Disputes often arise out of inequitable contractual arrangements in the construction industry, resulting in project abandonment, significant losses, and even bankruptcy, therefore posing a danger to the industry’s sustainability.

According to the Construction Industry Arbitration Commission (CIAC), some of the arbitration cases lodged with them relates to breaches of contracts. These disputes have a dire effect on micro and small domestic/local contractors, who, in good faith, rely on these agreements with their clients, unknowingly engaging in unfair and/or inequitable contracts.

In order to eliminate or reduce these contractual problems, and to assist the industry, especially micro and small domestic/local contractors, CIAP rolls out an advocacy campaign on the adoption and use of a standardized set of conditions of contract for private construction.

The CIAP, through one of its implementing arms, the Philippine Domestic Construction Board (PDCB), approved and published the revised CIAP Document 102, otherwise known as the Uniform General Conditions of Contract for Private Construction.

The CIAP Document 102 is intended to provide guidance to parties in drafting their respective private construction contracts, and its provisions are intended to serve as the recommended procedures, guidelines, and criteria to be used in the implementation of the contract, most especially in the interpretation of any ambiguities and omissions of stipulations in the contract.

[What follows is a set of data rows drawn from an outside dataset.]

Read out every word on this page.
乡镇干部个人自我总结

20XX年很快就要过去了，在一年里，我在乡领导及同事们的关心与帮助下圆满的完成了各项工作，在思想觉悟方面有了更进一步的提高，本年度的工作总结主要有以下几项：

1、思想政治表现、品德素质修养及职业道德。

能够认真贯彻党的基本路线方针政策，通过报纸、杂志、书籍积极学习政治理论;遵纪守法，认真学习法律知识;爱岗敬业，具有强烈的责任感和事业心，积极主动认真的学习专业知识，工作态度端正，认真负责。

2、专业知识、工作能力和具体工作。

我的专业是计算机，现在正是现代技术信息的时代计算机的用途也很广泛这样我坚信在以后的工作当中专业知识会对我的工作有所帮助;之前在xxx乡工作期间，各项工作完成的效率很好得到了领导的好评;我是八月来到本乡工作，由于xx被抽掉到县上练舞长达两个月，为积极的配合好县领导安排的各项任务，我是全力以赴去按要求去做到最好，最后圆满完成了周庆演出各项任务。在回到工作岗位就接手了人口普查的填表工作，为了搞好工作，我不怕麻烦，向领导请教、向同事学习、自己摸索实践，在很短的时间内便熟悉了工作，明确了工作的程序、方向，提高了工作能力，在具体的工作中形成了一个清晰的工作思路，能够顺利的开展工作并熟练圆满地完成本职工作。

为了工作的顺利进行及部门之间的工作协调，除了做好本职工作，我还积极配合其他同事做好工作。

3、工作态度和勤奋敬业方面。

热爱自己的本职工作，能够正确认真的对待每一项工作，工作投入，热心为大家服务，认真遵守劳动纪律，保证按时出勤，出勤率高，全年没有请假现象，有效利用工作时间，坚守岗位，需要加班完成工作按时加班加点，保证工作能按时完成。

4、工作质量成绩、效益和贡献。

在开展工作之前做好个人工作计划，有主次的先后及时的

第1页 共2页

DTI Undersecretary and CIAP Alternate Chairman Ireneo Vizmonte said that CIAP Document 102 continues to encapsulate the recommended terms and conditions in construction contracts, and reflect the usages, customs, and best practices in the construction industry.

The usage of this document follows the premise that customs of usage of trade is a source of law, hence, judicial courts and quasi-judicial bodies such as CIAC recognizes the use of CIAP Document 102 as a reference in resolving construction disputes.

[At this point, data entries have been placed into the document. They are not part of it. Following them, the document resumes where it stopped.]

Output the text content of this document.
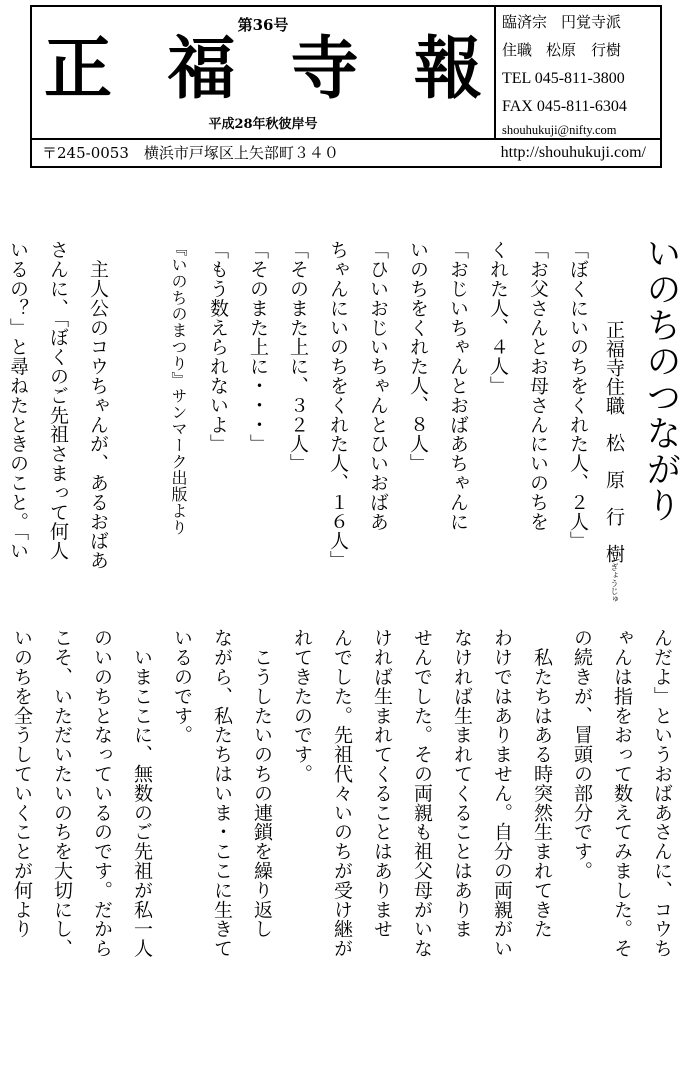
第36号
正 福 寺 報
平成28年秋彼岸号
臨済宗 円覚寺派
住職 松原　行樹
TEL 045-811-3800
FAX 045-811-6304
shouhukuji@nifty.com
〒245-0053　横浜市戸塚区上矢部町３４０	http://shouhukuji.com/
いのちのつながり
正福寺住職松原行樹ぎょうじゅ

「ぼくにいのちをくれた人、２人」

「お父さんとお母さんにいのちを

くれた人、４人」

「おじいちゃんとおばあちゃんに

いのちをくれた人、８人」

「ひいおじいちゃんとひいおばあ

ちゃんにいのちをくれた人、１６人」

「そのまた上に、３２人」

「そのまた上に・・・」

「もう数えられないよ」

『いのちのまつり』サンマーク出版より

　主人公のコウちゃんが、あるおばあ

さんに、「ぼくのご先祖さまって何人

いるの？」と尋ねたときのこと。「い

んだよ」というおばあさんに、コウち

ゃんは指をおって数えてみました。そ

の続きが、冒頭の部分です。

　私たちはある時突然生まれてきた

わけではありません。自分の両親がい

なければ生まれてくることはありま

せんでした。その両親も祖父母がいな

ければ生まれてくることはありませ

んでした。先祖代々いのちが受け継が

れてきたのです。

　こうしたいのちの連鎖を繰り返し

ながら、私たちはいま・ここに生きて

いるのです。

　いまここに、無数のご先祖が私一人

のいのちとなっているのです。だから

こそ、いただいたいのちを大切にし、

いのちを全うしていくことが何より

In a statement, Atty. Marco Maat, DTI-CIAP Executive Director, said that CIAP recognizes stronger collaborations between government and the private sector to initiate compelling policy reforms such as the CIAP Document 102.

“We are hopeful that this initiative will greatly contribute to the enhancement of contractual relations in the construction industry, especially in private contracting,” Maat said.

Through the signing of a Memorandum of Agreement (MOA) last July 18, 2023, the government and the private sector shall engage in active promotion for the adoption and use of the document among industry stakeholders. The launch and commitment pledge for CIAP Document 102 marks the roll out of its advocacy campaign, which will involve the conduct of a series of promotional activities, comprehensive training on CIAP Document 102, and institutionalization of the document as part of contract management courses for engineering students.

“CIAP Document 102 was made possible through collaboration and partnerships,” as stated by PDCB Executive Director Doris Gacho during the MOA signing.